The impulse to look for the underlying factors is understandable if we are interested in changing the situation (in this case, to produce English-language speakers even in non-English-speaking families). What heritability estimation does not warrant is taking values of heritability as an indication that the factors to look for are genetic. Indeed, heritability estimation is a snapshot of a situation at one point of time, so it does not warrant a subsequent search for underlying factors at all.
When breeders use the estimates to make predictions about advances under selection they know from experience that the outcomes do not always match the predictions. If they care enough about the discrepancy, they might go on to investigate a) the underlying genetic factors and how they are getting recombined through bi-parental matings (unless they are cloning offspring); b) the underlying environmental factors to see whether they are truly reproducing the locations from generation to generation; and c) the ways that those genetic and environmental factors combine to influence the trait.

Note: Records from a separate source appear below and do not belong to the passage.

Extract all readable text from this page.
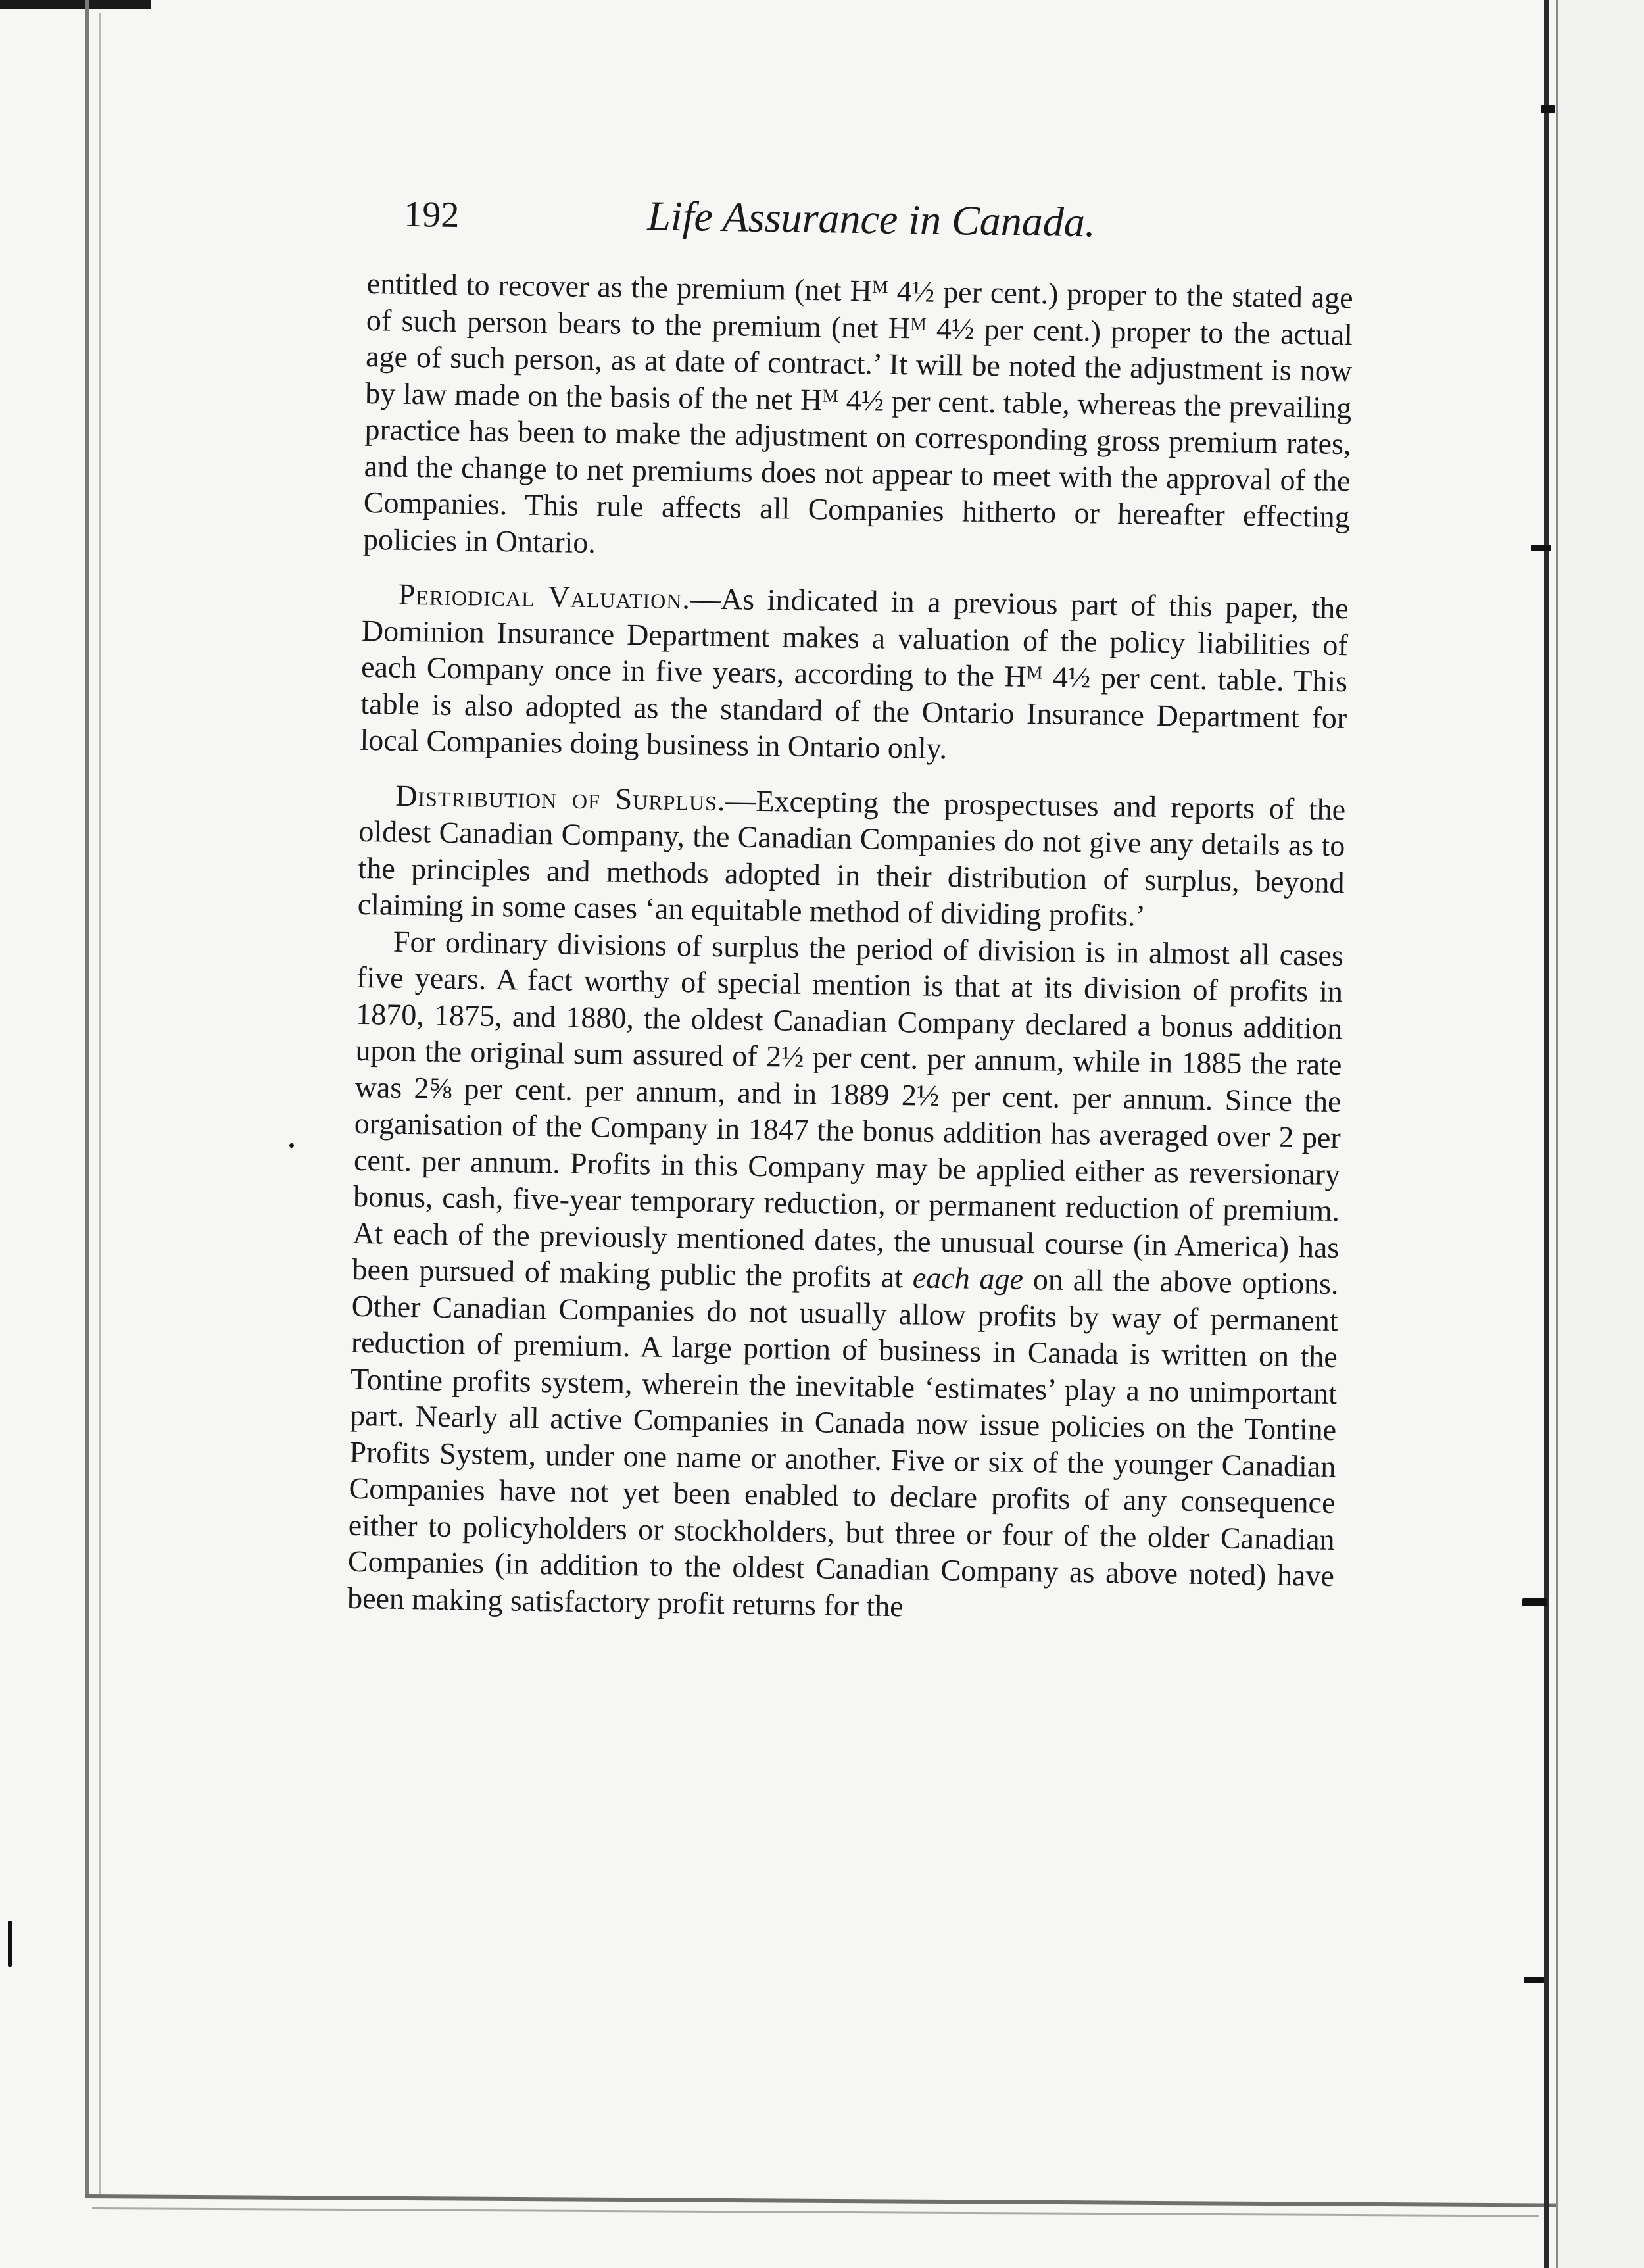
192	Life Assurance in Canada.

entitled to recover as the premium (net Hᴹ 4½ per cent.) proper to the stated age of such person bears to the premium (net Hᴹ 4½ per cent.) proper to the actual age of such person, as at date of contract.’ It will be noted the adjustment is now by law made on the basis of the net Hᴹ 4½ per cent. table, whereas the prevailing practice has been to make the adjustment on corresponding gross premium rates, and the change to net premiums does not appear to meet with the approval of the Companies. This rule affects all Companies hitherto or hereafter effecting policies in Ontario.

Periodical Valuation.—As indicated in a previous part of this paper, the Dominion Insurance Department makes a valuation of the policy liabilities of each Company once in five years, according to the Hᴹ 4½ per cent. table. This table is also adopted as the standard of the Ontario Insurance Department for local Companies doing business in Ontario only.

Distribution of Surplus.—Excepting the prospectuses and reports of the oldest Canadian Company, the Canadian Companies do not give any details as to the principles and methods adopted in their distribution of surplus, beyond claiming in some cases ‘an equitable method of dividing profits.’

For ordinary divisions of surplus the period of division is in almost all cases five years. A fact worthy of special mention is that at its division of profits in 1870, 1875, and 1880, the oldest Canadian Company declared a bonus addition upon the original sum assured of 2½ per cent. per annum, while in 1885 the rate was 2⅝ per cent. per annum, and in 1889 2½ per cent. per annum. Since the organisation of the Company in 1847 the bonus addition has averaged over 2 per cent. per annum. Profits in this Company may be applied either as reversionary bonus, cash, five-year temporary reduction, or permanent reduction of premium. At each of the previously mentioned dates, the unusual course (in America) has been pursued of making public the profits at each age on all the above options. Other Canadian Companies do not usually allow profits by way of permanent reduction of premium. A large portion of business in Canada is written on the Tontine profits system, wherein the inevitable ‘estimates’ play a no unimportant part. Nearly all active Companies in Canada now issue policies on the Tontine Profits System, under one name or another. Five or six of the younger Canadian Companies have not yet been enabled to declare profits of any consequence either to policyholders or stockholders, but three or four of the older Canadian Companies (in addition to the oldest Canadian Company as above noted) have been making satisfactory profit returns for the
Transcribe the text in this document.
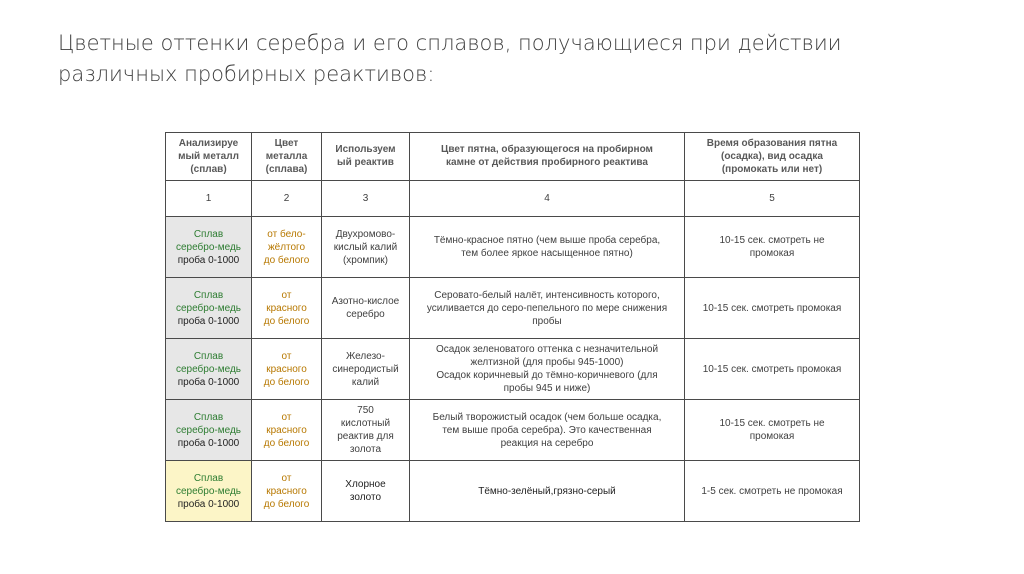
Цветные оттенки серебра и его сплавов, получающиеся при действии
различных пробирных реактивов:
Анализируе
мый металл
(сплав)	Цвет
металла
(сплава)	Используем
ый реактив	Цвет пятна, образующегося на пробирном
камне от действия пробирного реактива	Время образования пятна
(осадка), вид осадка
(промокать или нет)

1	2	3	4	5

Сплав
серебро-медь
проба 0-1000	от бело-
жёлтого
до белого	Двухромово-
кислый калий
(хромпик)	Тёмно-красное пятно (чем выше проба серебра,
тем более яркое насыщенное пятно)	10-15 сек. смотреть не
промокая

Сплав
серебро-медь
проба 0-1000	от
красного
до белого	Азотно-кислое
серебро	Серовато-белый налёт, интенсивность которого,
усиливается до серо-пепельного по мере снижения
пробы	10-15 сек. смотреть промокая

Сплав
серебро-медь
проба 0-1000	от
красного
до белого	Железо-
синеродистый
калий	Осадок зеленоватого оттенка с незначительной
желтизной (для пробы 945-1000)
Осадок коричневый до тёмно-коричневого (для
пробы 945 и ниже)	10-15 сек. смотреть промокая

Сплав
серебро-медь
проба 0-1000	от
красного
до белого	750
кислотный
реактив для
золота	Белый творожистый осадок (чем больше осадка,
тем выше проба серебра). Это качественная
реакция на серебро	10-15 сек. смотреть не
промокая

Сплав
серебро-медь
проба 0-1000	от
красного
до белого	Хлорное
золото	Тёмно-зелёный,грязно-серый	1-5 сек. смотреть не промокая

A clear understanding that heritability does not measure the relative influence of genetic versus environmental factors may lead us not to teach students to think about the meaning and limitations of the concept of heritability through human examples that involve modifying underlying factors. (The classic case of this approach involves not language learning, but the high heritability human trait height. One points to the increase in average height of Japanese from the pre-WWII to the post-WWII generation and suggests that changes in the quality of diet led to the change. The problem with this approach is that it invites us to imagine that the explanation is probably genetic factors if we encounter a trait in which there is a large average difference between groups but no obvious single environmental factor explains the difference.)